Dirty Projectors

Editor's note: The Dirty Projectors show scheduled for Sunday, March 8, was canceled the day of the show.

Three years into its existence, the variety of acts that Daytrotter.com has brought to the Quad Cities for concerts defies pigeonholing, but they've tended to fall into two broad categories: the highly idiosyncratic and the on-the-verge. (Remember that founder Sean Moeller brought in Vampire Weekend, Blitzen Trapper, and Fleet Foxes before they were big.)

The two shows coming up in the next eight days feature one of each: Dirty Projectors (playing March 8) and New Zealand's Cut Off Your Hands (performing March 12). Rolling Stone said that Cut Off Your Hands sometimes sounds "like the best buzz band in the world," while Dirty Projectors' last record deconstructed Black Flag's seminal Damaged - with falsetto singing accented by female vocals that sound as if they came from heavenly robots. It's not too hard to figure out which falls into which category.

Dirty Projectors

The intricate, delicate, progressive sounds of Rise Above don't reveal their roots immediately. An explosion of electric-guitar noise in the middle of opening track "What I See" recontextualizes the song, in particular the fey vocals. What starts almost like a tropical jam-band - and a bad one at that - gets turned on its head, and becomes something that sounds like a contemporary version of Television or Captain Beefheart: compelling, defiantly experimental, and a bit dizzying in its alien intelligence.

Singer/leader Dave Longstreth - the only constant member of the band - reportedly approached the album as a re-write of Black Flag's hardcore classic from memory. There are short blasts of punk fury - almost all from the guitar - but Longstreth works with a large sonic palette, and any memory of Henry Rollins is wiped clean with generally soft instrumentation and that singing.

Dirty Projectors' Dave LongstrethIt's not all difficult listening. "Depression" has a rugged, jagged guitar hook that balances the opening noodling and gives shape to Longstreth's vocals, and while I wouldn't call the record accessible, it's not off-putting.

In a positive and admiring but somewhat cool review, Pitchfork wrote that "Dave Longstreth, like a lot of visionaries, is so full of bright ideas he can barely keep his shit together. ... Rise Above will drop plenty of jaws, and, like Deerhoof, Dirty Projectors are restructuring rock on a compositional level rather than a sonic one." That will likely strike you as either exhilarating or terrifying, and both responses are justified.

Dirty Projectors are slated to release a new album in June, Bitte Orca. The band also collaborated with Talking Heads' David Byrne on a track for the new Red Hot compilation, Dark Was the Night.

Dirty Projectors will perform on Sunday, March 8, at Huckleberry's (223 18th Street in Rock Island). The show starts at 6 p.m., and the bill also includes Nat Baldwin and Deradoorian. Tickets are $8.

For more information on the band, visit MySpace.com/dirtyprojectors.

Cut Off Your Hands

New Zealand's Cut Off Your Hands is an impressive outfit - if it's your first exposure to indie power pop of the latter half of this decade. If you're a little more seasoned, you might still like the band. One PopMatters reviewer declared: "I find it difficult to actively dislike Cut Off Your Hands because they steal from the best."

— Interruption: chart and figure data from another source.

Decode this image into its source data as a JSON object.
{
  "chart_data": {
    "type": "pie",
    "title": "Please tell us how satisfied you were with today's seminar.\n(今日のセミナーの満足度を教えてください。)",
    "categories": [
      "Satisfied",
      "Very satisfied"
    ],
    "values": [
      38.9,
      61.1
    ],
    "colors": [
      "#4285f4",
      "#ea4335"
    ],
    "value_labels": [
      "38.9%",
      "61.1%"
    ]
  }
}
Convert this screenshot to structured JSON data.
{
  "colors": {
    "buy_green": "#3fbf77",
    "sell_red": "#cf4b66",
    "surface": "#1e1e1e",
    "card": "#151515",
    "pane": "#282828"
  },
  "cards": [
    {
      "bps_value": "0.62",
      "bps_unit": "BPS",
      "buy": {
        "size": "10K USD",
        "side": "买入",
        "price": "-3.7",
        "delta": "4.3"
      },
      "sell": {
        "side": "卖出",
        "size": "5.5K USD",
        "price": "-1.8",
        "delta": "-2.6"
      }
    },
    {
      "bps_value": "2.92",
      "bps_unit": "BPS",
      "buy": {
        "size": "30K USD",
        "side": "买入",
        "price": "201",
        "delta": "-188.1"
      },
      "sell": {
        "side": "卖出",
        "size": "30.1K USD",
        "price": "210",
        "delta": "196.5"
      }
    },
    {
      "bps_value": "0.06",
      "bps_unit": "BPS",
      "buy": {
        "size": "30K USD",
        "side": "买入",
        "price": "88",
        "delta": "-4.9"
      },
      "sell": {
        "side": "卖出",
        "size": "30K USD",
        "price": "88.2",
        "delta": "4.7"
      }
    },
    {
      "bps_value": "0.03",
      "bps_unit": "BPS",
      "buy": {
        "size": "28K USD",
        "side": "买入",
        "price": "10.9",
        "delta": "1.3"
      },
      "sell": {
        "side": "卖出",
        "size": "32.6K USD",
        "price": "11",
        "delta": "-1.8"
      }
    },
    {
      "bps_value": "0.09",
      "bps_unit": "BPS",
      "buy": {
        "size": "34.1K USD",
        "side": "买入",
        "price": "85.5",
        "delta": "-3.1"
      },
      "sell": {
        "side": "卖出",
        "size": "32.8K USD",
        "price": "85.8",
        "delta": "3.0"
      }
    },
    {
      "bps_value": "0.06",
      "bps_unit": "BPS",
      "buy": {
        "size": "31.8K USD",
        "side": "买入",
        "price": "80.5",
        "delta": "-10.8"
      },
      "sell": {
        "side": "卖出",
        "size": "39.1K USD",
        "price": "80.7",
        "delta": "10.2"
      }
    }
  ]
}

The review added that the group is "not the type of band to blow you away with their originality, but their strengths lie in approximating a comfortable familiarity born from the history of 20th Century pop."

Spin was more enthusiastic about the band's full-length debut: "a tsunami of galloping rhythms, lightning-charged guitar lines, and choruses that immediately infect your brain."

And Moeller reports that the band is "tremendous" live.

Cut Off Your HandsI'm ambivalent. Aside from pedestrian lyrics, the band's only shortcoming is that it's mostly walking well-worn paths. Cut Off Your Hands can be effectively sugary or muscular, and the guitar work is dense and strong, but the band struggles with staleness.

Put the band's You & I (released in January) on shuffle, and there's a good chance you'll hit upon a series of songs that are difficult to differentiate from each other. And others are as exciting as old shoes; "Heartbreak" could come from the Weezer oeuvre but for the utter lack of irony, or from the Shins for that matter. "It Doesn't Matter" is so peppy and shiny that it would put me to sleep without the whistle break.

Yet among the piercing-guitar pogo-stick pop that might remind you of half a dozen bands are nuggets that suggest the band has a bright future beyond well-crafted, disposable songs. In its slower moments - on "Someone Like Daniel," simple and haunting with echoes of children's voices in the background and the lightest keyboards, and in the dominant reverb guitars and accumulated electronic/guitar noise and discordant piano of "Nostalgia" - Cut Off Your Hands sound refreshingly distinctive and strong.

Cut Off Your Hands will perform at RIBCO on Thursday, March 12. The all-ages show starts at 7 p.m., and cover is $7.